ComplexColor t1_iuzt3zw wrote
I'm not very familiar with generative models, are there explicit or implicit "techniques" that would prevent the model from plagiarizing the training material? Otherwise it's seems rather problematic to claim copyright on what could be an existing piece of art.
I realize that the likelihood might be infinitesimal but after billions and billions of generations some unlikely but clearly plagiarized works could be produced.
Saytahri t1_iv0ikmm wrote
They made a blog post about this. They generated a lot of samples and checked for matches in the dataset, there were some, mostly very simple vector art that was duplicated many times over in the dataset.
They removed the duplications and then checked again, no matches.
disturbing_nickname t1_iv0jdjg wrote
Your comment helped me realize that scientists probably soon will prove that AI creates more original content than a human, by analyzing the creative product. Fascinating thought…
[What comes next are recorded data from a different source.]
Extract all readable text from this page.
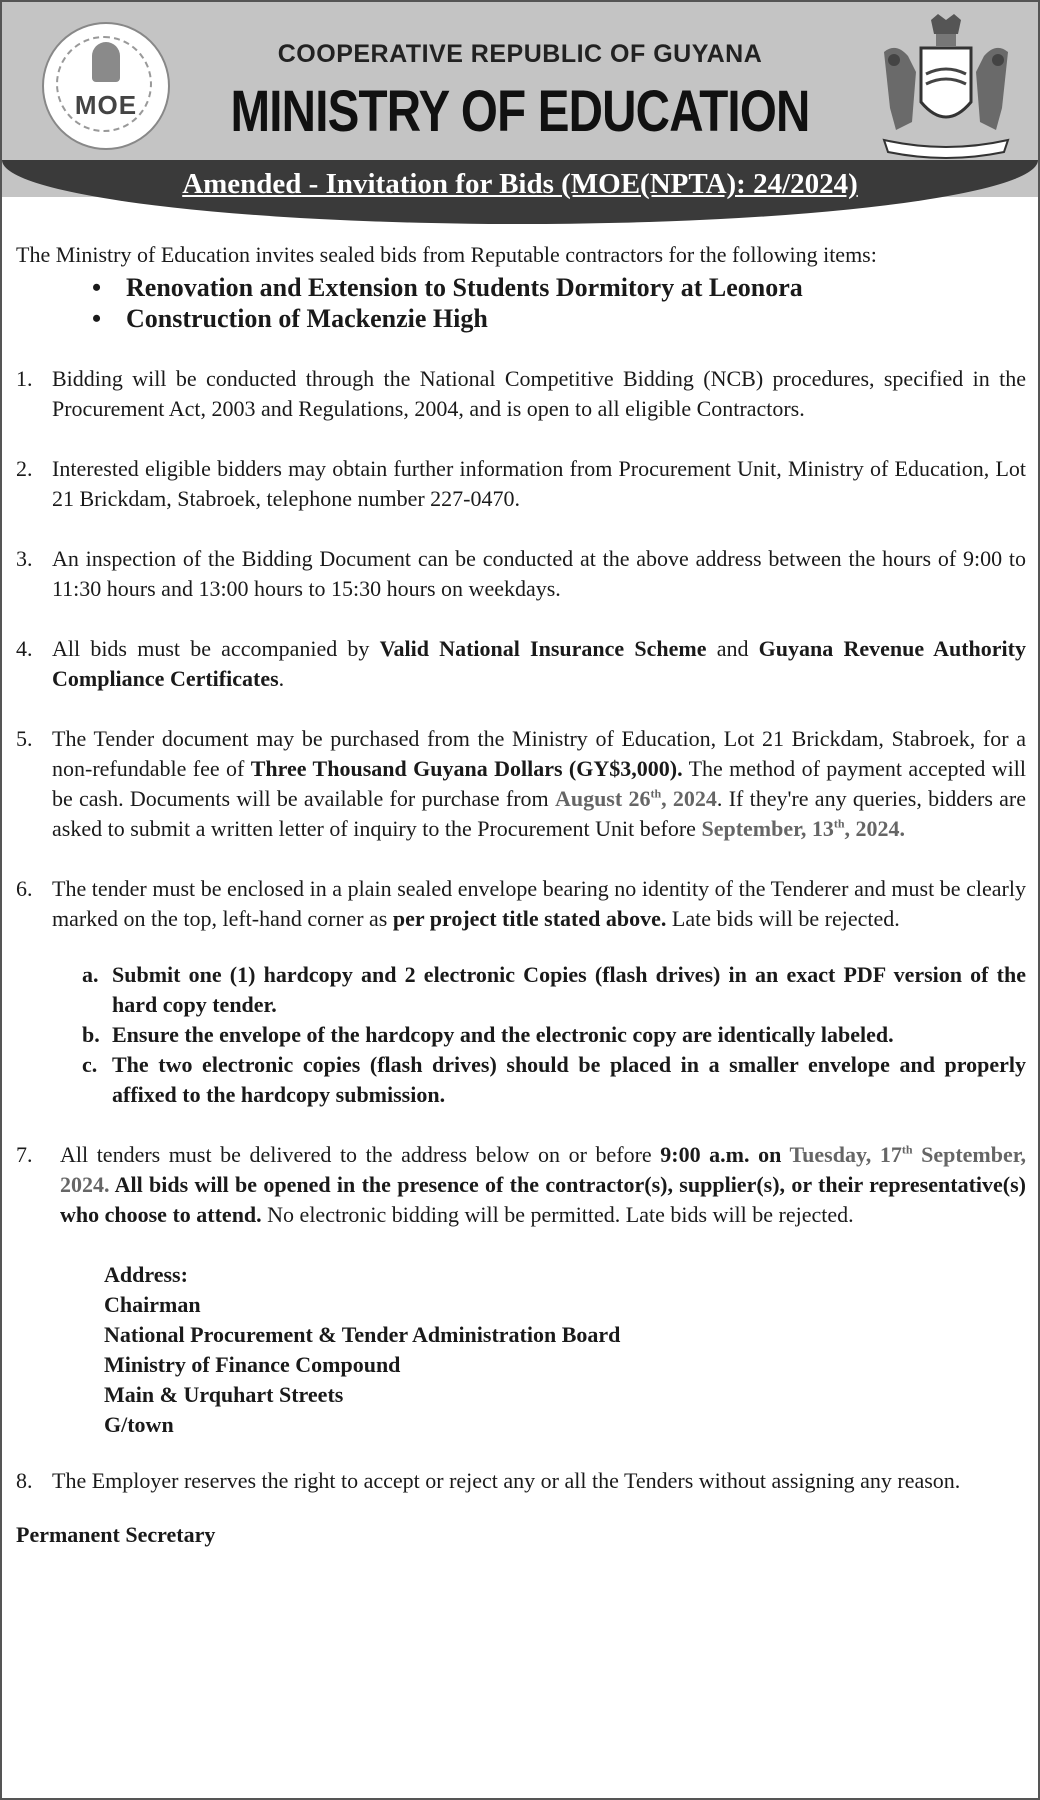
MOE
COOPERATIVE REPUBLIC OF GUYANA
MINISTRY OF EDUCATION
Amended - Invitation for Bids (MOE(NPTA): 24/2024)

The Ministry of Education invites sealed bids from Reputable contractors for the following items:

• Renovation and Extension to Students Dormitory at Leonora
• Construction of Mackenzie High
1. Bidding will be conducted through the National Competitive Bidding (NCB) procedures, specified in the Procurement Act, 2003 and Regulations, 2004, and is open to all eligible Contractors.
2. Interested eligible bidders may obtain further information from Procurement Unit, Ministry of Education, Lot 21 Brickdam, Stabroek, telephone number 227-0470.
3. An inspection of the Bidding Document can be conducted at the above address between the hours of 9:00 to 11:30 hours and 13:00 hours to 15:30 hours on weekdays.
4. All bids must be accompanied by Valid National Insurance Scheme and Guyana Revenue Authority Compliance Certificates.
5. The Tender document may be purchased from the Ministry of Education, Lot 21 Brickdam, Stabroek, for a non-refundable fee of Three Thousand Guyana Dollars (GY$3,000). The method of payment accepted will be cash. Documents will be available for purchase from August 26th, 2024. If they're any queries, bidders are asked to submit a written letter of inquiry to the Procurement Unit before September, 13th, 2024.
6. The tender must be enclosed in a plain sealed envelope bearing no identity of the Tenderer and must be clearly marked on the top, left-hand corner as per project title stated above. Late bids will be rejected.
a. Submit one (1) hardcopy and 2 electronic Copies (flash drives) in an exact PDF version of the hard copy tender.
b. Ensure the envelope of the hardcopy and the electronic copy are identically labeled.
c. The two electronic copies (flash drives) should be placed in a smaller envelope and properly affixed to the hardcopy submission.
7. All tenders must be delivered to the address below on or before 9:00 a.m. on Tuesday, 17th September, 2024. All bids will be opened in the presence of the contractor(s), supplier(s), or their representative(s) who choose to attend. No electronic bidding will be permitted. Late bids will be rejected.
Address:
Chairman
National Procurement & Tender Administration Board
Ministry of Finance Compound
Main & Urquhart Streets
G/town
8. The Employer reserves the right to accept or reject any or all the Tenders without assigning any reason.
Permanent Secretary
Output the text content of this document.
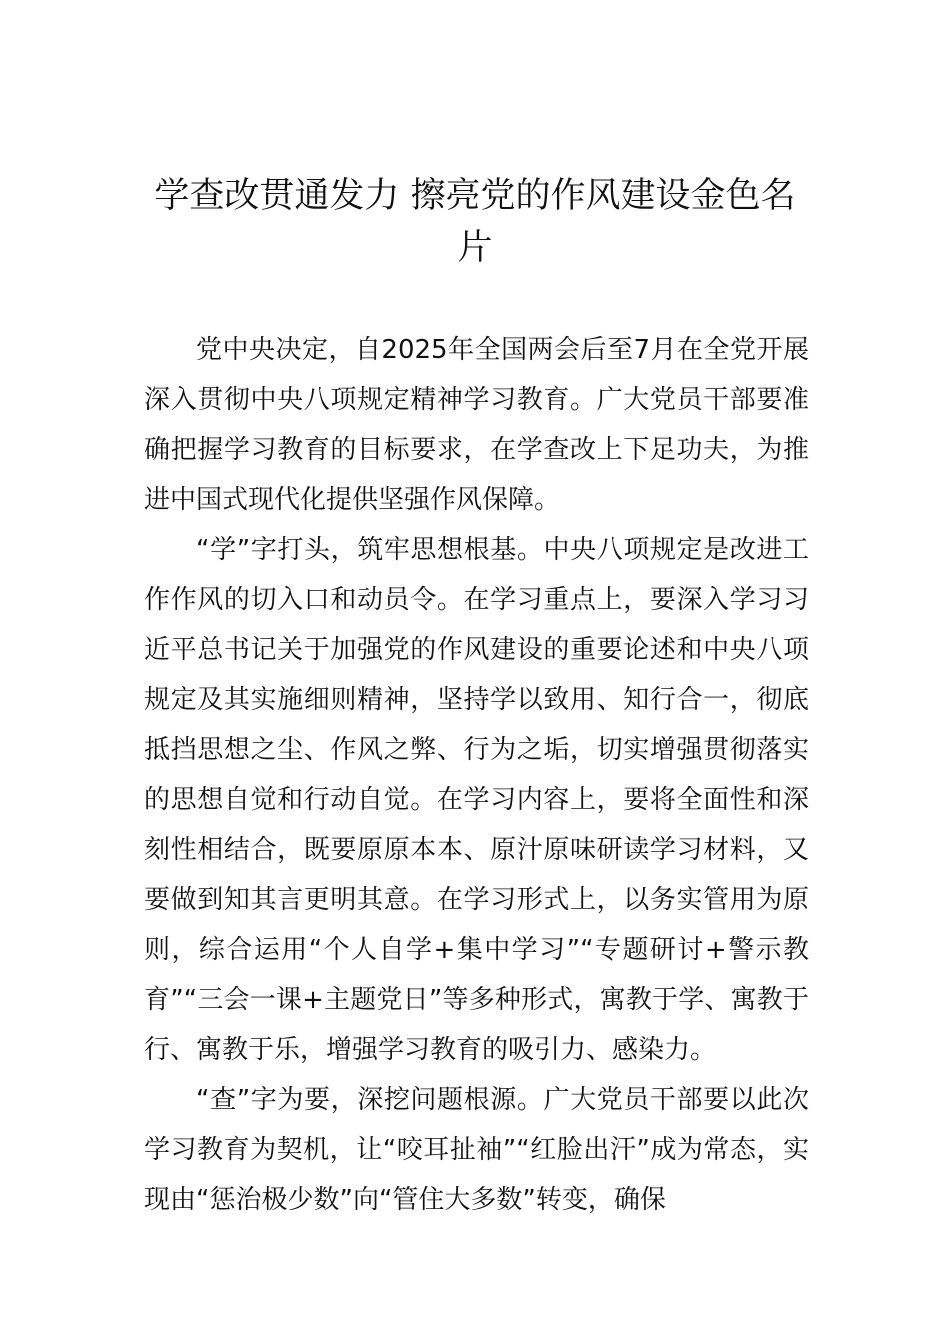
学查改贯通发力 擦亮党的作风建设金色名片

党中央决定，自2025年全国两会后至7月在全党开展深入贯彻中央八项规定精神学习教育。广大党员干部要准确把握学习教育的目标要求，在学查改上下足功夫，为推进中国式现代化提供坚强作风保障。

“学”字打头，筑牢思想根基。中央八项规定是改进工作作风的切入口和动员令。在学习重点上，要深入学习习近平总书记关于加强党的作风建设的重要论述和中央八项规定及其实施细则精神，坚持学以致用、知行合一，彻底抵挡思想之尘、作风之弊、行为之垢，切实增强贯彻落实的思想自觉和行动自觉。在学习内容上，要将全面性和深刻性相结合，既要原原本本、原汁原味研读学习材料，又要做到知其言更明其意。在学习形式上，以务实管用为原则，综合运用“个人自学+集中学习”“专题研讨+警示教育”“三会一课+主题党日”等多种形式，寓教于学、寓教于行、寓教于乐，增强学习教育的吸引力、感染力。

“查”字为要，深挖问题根源。广大党员干部要以此次学习教育为契机，让“咬耳扯袖”“红脸出汗”成为常态，实现由“惩治极少数”向“管住大多数”转变，确保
petseminary t1_iuzw2mv wrote
I'd go a step further and question how you can copyright these outputs if you don't own everything the model was trained on.
C0DASOON t1_iv047p4 wrote
The same way a human artist can copyright a piece of art they made after drawing inspiration from other peoples' art.
pdillis t1_iv0z284 wrote
I've been using AI/Neural networks since 2018 to make art and this is the argument that (very recently) has gained a lot of popularity in defense of AI art but baffles me the most. A human artist and a Neural Network are not the same: the NN is just a tool, that's why the user is still considered the artist. Giving human qualities to the NN, whenever convenient, is a detriment to the movement as a whole.
C0DASOON t1_iv1622m wrote
Stating that a model that uses existing art only to update its parameters should not need special permissions for being exposed to said art and drawing an analogy to how human artists do not need a permission to do so is not giving human qualities to a model, unless your argument is that the only reason humans don't need permission to view or take inspiration from art is because we're making a special exception for the acts of viewing and taking inspiration performed by human beings and that otherwise all exposure to art requires a permission from the copyright holder, which is just as stupid as the existence of copyright in the first place. You do not, and should not need a special permission to use art, or anything else, to update model parameters.
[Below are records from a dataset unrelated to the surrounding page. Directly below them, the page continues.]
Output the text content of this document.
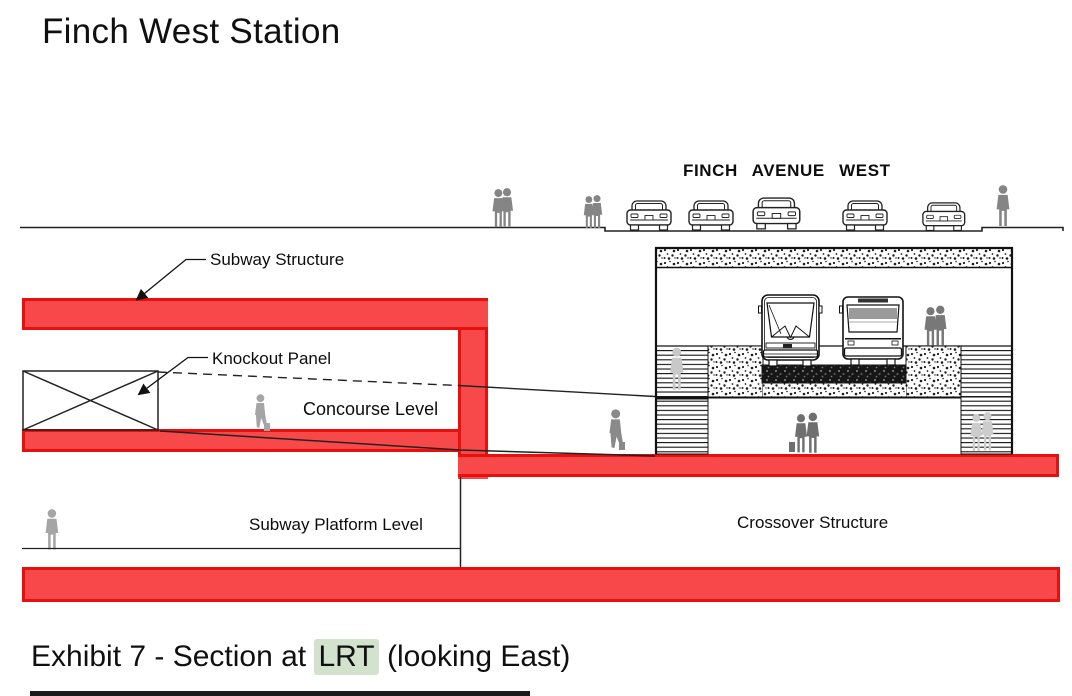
Finch West Station
FINCH AVENUE WEST
Subway Structure
Knockout Panel
Concourse Level
Subway Platform Level	Crossover Structure
Exhibit 7 - Section at LRT (looking East)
petseminary t1_iv1b96a wrote
AI does not draw inspiration. Seeing something and being inspired by it is human. Processing lots of photos of artworks to produce similar works rehashes that data in a fundamentally different way.
kaibee t1_iv1kckb wrote
>AI does not draw inspiration. Seeing something and being inspired by it is human. Processing lots of photos of artworks to produce similar works rehashes that data in a fundamentally different way.
So like, Stable Diffusion, the model is 4gb and can be reduced to 2gb without much loss in quality. It was trained on ~5 billion images. 1 gigabyte is a billion bytes. It is effectively doing something like, compressing a 512x512x3 byte image into just a single byte. This is transformative, so fair use is a valid defense, imo.
petseminary t1_iv1lbgu wrote
It ain't shit without all the human effort that went into creating the training data. To my displeasure, I think the law will see it your way, but I don't think people should be so flippant about marginalizing over so much human creative effort. I have no problem with acquiring the rights to photos to train image generators, because that's the true cost of these products. It has nothing to do with final file size.
kaibee t1_iv1rktu wrote
> It ain't shit without all the human effort that went into creating the training data. To my displeasure, I think the law will see it your way, but I don't think people should be so flippant about marginalizing over so much human creative effort. I have no problem with acquiring the rights to photos to train image generators, because that's the true cost of these products. It has nothing to do with final file size.
I'm not sure what you mean by 'marginalizing'. The contribution of the artists is valid and necessary. I know a lot the "common folk" in the SD community enjoy that some artists are upset by this whole thing, but like, I think on the whole the community is supportive of artists.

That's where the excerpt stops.